There’s a lot I simply don’t understand here, but let’s talk for a second about the thing in bold. Forget all of the problems with the chart and sustained unemployment and people dropping out of the job market and people accepting lower pay or benefits and everything else that your red and blue chart doesn’t address. That “steepest climb” you’re talking about … that climb doesn’t show job growth. Every one of those months shows continued job losses. And the time when the stimulus end?—that’s the time where there is actual job growth. The chart, in other words, can tell a story that’s exactly the opposite of what you’re saying in bold.
Now, you can argue that the stimulus resulted in smaller job losses than there would have otherwise have been, or that the job growth at the tail end of the chart was sparked by the stimulus that preceded it—you can argue these things, but the chart doesn’t prove these things. The chart is just data, with its flaws and limitations.

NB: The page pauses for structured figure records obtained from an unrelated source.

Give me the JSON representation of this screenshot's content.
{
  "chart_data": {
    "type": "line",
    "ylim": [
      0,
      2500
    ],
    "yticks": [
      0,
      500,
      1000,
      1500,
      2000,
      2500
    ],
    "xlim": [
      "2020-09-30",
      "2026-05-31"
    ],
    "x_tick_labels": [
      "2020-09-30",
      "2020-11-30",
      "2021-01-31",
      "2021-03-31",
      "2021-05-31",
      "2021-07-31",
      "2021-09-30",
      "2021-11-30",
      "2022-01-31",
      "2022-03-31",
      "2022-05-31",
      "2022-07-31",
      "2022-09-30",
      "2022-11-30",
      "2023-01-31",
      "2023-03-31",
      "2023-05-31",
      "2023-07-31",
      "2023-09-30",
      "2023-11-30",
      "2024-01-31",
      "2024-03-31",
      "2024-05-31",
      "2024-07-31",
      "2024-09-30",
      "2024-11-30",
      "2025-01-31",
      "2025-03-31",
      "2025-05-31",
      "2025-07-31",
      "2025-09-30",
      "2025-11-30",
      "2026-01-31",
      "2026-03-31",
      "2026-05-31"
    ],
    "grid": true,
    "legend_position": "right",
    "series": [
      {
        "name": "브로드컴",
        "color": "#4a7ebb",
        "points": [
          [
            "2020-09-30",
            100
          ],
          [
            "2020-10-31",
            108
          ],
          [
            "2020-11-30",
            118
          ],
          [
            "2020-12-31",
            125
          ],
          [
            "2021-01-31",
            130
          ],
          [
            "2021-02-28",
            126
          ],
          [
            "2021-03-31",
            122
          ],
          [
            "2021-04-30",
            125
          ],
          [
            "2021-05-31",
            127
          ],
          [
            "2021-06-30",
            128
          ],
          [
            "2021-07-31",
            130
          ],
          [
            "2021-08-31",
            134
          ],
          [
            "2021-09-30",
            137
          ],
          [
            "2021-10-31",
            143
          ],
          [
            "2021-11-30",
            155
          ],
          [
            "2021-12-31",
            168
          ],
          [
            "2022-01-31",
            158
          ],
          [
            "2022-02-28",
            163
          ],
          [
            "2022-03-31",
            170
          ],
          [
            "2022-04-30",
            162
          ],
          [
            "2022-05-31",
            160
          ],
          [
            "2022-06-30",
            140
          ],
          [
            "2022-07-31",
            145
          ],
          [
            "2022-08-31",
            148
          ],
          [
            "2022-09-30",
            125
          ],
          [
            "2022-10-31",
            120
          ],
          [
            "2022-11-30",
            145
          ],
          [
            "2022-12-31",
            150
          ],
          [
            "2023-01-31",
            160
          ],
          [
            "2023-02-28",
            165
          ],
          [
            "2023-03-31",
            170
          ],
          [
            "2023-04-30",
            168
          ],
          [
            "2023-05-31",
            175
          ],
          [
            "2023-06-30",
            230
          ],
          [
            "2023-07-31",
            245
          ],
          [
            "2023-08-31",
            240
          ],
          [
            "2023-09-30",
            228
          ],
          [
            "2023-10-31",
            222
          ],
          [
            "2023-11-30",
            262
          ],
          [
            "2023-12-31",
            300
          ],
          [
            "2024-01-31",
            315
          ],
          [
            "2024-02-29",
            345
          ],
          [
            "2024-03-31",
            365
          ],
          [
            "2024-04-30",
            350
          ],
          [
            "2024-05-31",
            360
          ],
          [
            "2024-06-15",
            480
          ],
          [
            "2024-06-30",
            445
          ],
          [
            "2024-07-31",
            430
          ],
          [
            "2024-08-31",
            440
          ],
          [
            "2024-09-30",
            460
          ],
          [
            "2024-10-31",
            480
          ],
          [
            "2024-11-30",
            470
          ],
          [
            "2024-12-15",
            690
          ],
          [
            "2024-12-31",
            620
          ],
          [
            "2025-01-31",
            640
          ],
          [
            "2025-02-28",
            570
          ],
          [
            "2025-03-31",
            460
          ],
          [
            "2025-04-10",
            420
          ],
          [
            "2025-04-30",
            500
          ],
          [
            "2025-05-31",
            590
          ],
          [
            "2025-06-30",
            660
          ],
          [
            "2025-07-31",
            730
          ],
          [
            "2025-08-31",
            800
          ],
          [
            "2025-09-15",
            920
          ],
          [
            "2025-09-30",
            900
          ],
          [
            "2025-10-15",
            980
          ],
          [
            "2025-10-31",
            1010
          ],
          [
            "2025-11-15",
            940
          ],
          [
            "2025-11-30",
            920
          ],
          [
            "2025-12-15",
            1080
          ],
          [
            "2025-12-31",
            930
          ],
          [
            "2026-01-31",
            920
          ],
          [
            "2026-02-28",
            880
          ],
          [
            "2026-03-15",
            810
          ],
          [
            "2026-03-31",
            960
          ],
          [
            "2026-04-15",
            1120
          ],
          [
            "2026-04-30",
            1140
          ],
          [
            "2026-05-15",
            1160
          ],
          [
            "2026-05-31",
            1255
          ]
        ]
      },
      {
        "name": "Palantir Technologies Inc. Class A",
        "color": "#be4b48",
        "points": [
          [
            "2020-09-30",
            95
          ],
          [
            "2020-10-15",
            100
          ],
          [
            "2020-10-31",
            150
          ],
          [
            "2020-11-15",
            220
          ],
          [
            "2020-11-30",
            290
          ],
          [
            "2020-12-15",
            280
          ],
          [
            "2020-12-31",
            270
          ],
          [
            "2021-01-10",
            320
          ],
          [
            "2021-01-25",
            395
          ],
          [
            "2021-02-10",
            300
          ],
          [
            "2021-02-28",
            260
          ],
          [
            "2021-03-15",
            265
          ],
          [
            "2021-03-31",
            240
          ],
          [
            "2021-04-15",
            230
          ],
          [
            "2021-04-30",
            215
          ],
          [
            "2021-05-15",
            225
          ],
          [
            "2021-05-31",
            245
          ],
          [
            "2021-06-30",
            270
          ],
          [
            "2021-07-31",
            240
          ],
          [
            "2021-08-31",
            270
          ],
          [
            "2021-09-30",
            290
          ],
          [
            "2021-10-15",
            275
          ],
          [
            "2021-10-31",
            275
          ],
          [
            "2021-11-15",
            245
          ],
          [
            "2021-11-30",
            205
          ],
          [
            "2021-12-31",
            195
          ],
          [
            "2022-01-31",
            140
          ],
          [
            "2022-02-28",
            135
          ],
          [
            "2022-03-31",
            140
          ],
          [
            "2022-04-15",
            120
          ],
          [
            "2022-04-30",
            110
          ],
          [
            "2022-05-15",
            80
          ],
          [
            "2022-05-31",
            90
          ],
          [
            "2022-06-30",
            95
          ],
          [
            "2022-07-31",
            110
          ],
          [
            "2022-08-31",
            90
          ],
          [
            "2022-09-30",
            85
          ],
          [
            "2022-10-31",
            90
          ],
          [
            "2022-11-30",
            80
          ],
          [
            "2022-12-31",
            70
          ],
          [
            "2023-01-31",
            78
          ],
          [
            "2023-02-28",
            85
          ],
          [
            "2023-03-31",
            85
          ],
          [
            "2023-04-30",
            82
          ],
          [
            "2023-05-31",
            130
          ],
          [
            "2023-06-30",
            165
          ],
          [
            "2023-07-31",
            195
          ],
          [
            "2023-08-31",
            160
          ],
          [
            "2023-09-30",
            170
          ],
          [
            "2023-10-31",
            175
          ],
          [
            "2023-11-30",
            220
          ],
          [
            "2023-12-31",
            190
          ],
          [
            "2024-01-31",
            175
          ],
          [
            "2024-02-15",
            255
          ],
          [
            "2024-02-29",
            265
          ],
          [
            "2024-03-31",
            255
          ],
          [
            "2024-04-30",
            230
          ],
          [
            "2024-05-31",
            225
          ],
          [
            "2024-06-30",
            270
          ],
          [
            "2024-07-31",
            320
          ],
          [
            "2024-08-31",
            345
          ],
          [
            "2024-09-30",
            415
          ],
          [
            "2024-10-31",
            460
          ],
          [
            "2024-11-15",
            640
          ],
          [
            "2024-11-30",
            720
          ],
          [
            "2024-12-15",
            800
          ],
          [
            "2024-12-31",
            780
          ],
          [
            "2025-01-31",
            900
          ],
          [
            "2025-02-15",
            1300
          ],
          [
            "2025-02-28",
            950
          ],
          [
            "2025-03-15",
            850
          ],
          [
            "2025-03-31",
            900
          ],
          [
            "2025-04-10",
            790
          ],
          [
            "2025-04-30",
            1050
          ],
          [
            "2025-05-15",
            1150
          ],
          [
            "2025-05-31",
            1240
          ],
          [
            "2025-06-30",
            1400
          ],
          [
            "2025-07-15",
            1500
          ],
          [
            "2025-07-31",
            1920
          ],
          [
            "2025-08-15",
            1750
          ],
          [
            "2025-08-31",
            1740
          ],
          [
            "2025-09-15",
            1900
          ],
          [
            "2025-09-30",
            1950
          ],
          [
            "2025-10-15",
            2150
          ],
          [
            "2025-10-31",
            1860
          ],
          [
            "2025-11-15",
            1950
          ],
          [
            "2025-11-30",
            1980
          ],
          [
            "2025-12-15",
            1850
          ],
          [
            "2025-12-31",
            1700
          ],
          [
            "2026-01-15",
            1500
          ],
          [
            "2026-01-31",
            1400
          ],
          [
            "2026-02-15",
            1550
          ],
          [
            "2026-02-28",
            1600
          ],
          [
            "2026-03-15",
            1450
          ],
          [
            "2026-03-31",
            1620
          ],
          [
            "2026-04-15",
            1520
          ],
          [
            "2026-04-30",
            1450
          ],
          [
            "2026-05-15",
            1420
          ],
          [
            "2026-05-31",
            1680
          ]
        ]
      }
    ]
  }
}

Seriously? Leaving aside the bit about your troubles with pesky “data”, your expectation is that one month: catastrophic job loss. Next month: spectacular, robust return to full employment of the go-go days of old. In the history of the world, I challenge you to show me a recession that ended abruptly. The one you might point out is the one you also wouldn’t want to mention, as it ended as a direct result of massive and sustained government spending (see: World War II, in which basically everyone in the country had a fake “government” job. How’d that work out for us?). They all end more or less like what we’re seeing now, a gradual improvement in “bad” numbers, then progressive and building improvement on “good” numbers. Businesses don’t simply rehire x-million workers overnight; in fact, they only hire when they absolutely have to, and are thus not typically leading indicators of a recovery. You’ll recall that this recession was declared “over” in September of 2010.
Likewise, you can see the same trending in the diminishing output gap. I know, I know, more dread data. The Democrat and his empirical reality crap again. But it’s a fact: the economy is improving, if slowly. It improved more quickly during the time of the stimulus. Were said stimulus still unspooling, we’d be seeing faster improvement now. The sooner we close said output gap, the sooner revenues improve and the sooner the deficit “crisis” is at an end.
The GOP, of course, knows this too. That’s why they’re riding this particular hobby horse so hard right now. It’s the opportunity to jam their view of society down our throats while the public is scared and feeling serious economic pain. Once things noticeably improve there will be even less stomach for “shared sacrifice” at the hands of eviscerating the social safety net coupled to deep tax cuts for the rich. So, from their perspective it’s now or never. That fact, as much as anything, is why they all voted for the Ryan plan. They see this moment as their last, best chance to end Medicare this decade.